First of all, the three values somehow look like authentication credentials. Is it OK to post them here?

What do you mean by "unreadable"? Those are clearly base64-encoded strings, and you can decode that. But that doesn't mean you'll get anything useful, then. 

Finally: You have at least three web service requests: 1. Trying to use the webservice and failing due to missing authentication. 2.: Login 3.: use the webservice sucessfully.
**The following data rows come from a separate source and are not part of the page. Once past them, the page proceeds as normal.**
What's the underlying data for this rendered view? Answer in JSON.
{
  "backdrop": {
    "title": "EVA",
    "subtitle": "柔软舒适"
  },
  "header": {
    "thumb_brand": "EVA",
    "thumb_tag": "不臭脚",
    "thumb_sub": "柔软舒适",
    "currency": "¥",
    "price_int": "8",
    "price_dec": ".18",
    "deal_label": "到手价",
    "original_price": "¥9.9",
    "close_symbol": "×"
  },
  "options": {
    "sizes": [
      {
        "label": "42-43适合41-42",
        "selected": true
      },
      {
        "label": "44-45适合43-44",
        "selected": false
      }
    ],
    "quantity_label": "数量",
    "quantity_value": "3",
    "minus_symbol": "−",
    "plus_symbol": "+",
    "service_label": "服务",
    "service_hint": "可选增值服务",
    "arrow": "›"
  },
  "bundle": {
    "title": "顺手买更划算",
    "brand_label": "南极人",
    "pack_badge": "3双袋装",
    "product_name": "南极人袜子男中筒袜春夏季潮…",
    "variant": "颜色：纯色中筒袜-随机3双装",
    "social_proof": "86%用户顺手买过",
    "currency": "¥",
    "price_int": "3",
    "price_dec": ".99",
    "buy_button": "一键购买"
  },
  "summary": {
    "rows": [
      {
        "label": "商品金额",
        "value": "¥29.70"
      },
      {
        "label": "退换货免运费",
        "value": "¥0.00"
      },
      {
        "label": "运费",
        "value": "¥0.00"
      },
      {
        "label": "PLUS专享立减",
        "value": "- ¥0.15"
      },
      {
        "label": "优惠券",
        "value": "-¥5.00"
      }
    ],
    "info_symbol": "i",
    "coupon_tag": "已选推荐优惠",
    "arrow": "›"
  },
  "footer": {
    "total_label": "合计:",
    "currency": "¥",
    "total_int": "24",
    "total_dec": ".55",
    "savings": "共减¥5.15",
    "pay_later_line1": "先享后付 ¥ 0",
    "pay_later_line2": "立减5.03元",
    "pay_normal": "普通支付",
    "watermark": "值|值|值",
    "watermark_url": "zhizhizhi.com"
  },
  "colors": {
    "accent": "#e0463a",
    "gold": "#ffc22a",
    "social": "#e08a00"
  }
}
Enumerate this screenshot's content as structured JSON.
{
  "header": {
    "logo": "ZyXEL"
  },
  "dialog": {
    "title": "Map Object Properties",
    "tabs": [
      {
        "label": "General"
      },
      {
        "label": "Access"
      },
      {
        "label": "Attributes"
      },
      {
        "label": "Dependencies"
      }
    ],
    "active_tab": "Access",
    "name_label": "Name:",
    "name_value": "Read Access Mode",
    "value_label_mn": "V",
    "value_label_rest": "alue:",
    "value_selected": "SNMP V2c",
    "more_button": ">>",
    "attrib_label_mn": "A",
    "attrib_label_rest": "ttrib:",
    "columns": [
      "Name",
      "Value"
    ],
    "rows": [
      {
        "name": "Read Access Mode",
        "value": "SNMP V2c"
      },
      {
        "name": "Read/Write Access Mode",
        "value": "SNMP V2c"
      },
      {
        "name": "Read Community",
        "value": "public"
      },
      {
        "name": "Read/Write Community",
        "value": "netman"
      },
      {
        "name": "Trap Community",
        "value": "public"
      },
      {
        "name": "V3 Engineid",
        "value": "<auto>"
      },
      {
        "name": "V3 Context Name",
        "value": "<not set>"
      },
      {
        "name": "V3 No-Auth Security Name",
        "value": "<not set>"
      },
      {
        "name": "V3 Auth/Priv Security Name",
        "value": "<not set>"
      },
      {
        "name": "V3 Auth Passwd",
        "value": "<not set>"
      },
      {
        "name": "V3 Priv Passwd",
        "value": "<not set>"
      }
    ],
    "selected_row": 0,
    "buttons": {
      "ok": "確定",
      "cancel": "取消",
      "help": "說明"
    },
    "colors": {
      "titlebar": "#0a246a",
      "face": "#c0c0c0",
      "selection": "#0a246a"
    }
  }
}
For webservices, it is VERY unusual that a succesful login is valid within that same TCP/IP connection. Today, it is possible to do several HTTP requests in the same TCP/IP connection, but this is not guaranteed. In the past, the connection was closed after each request. Also, I'm pretty sure Postman will open one connection for each request, and I have no idea if you can make Postman to use a single connection for two requestes. 

Therefore, the login process usually returns a token, which is presented by the client during the next request. This token can be just a long, random string or a cookie (i.e. long random string stored on client side) 

Again, you can get this clear view of your TCP/IP connection in Wireshark, where sent data is red, and received is blue:

This is me accessing my local Grafana server.

See that Cookie: grafana_session=<long random string> in both (red) requests? This is what I got from Grafana yesterday, when I logged in by username and password. It is still valid today, so presenting this line is enough for Grafana to accept my request without further login.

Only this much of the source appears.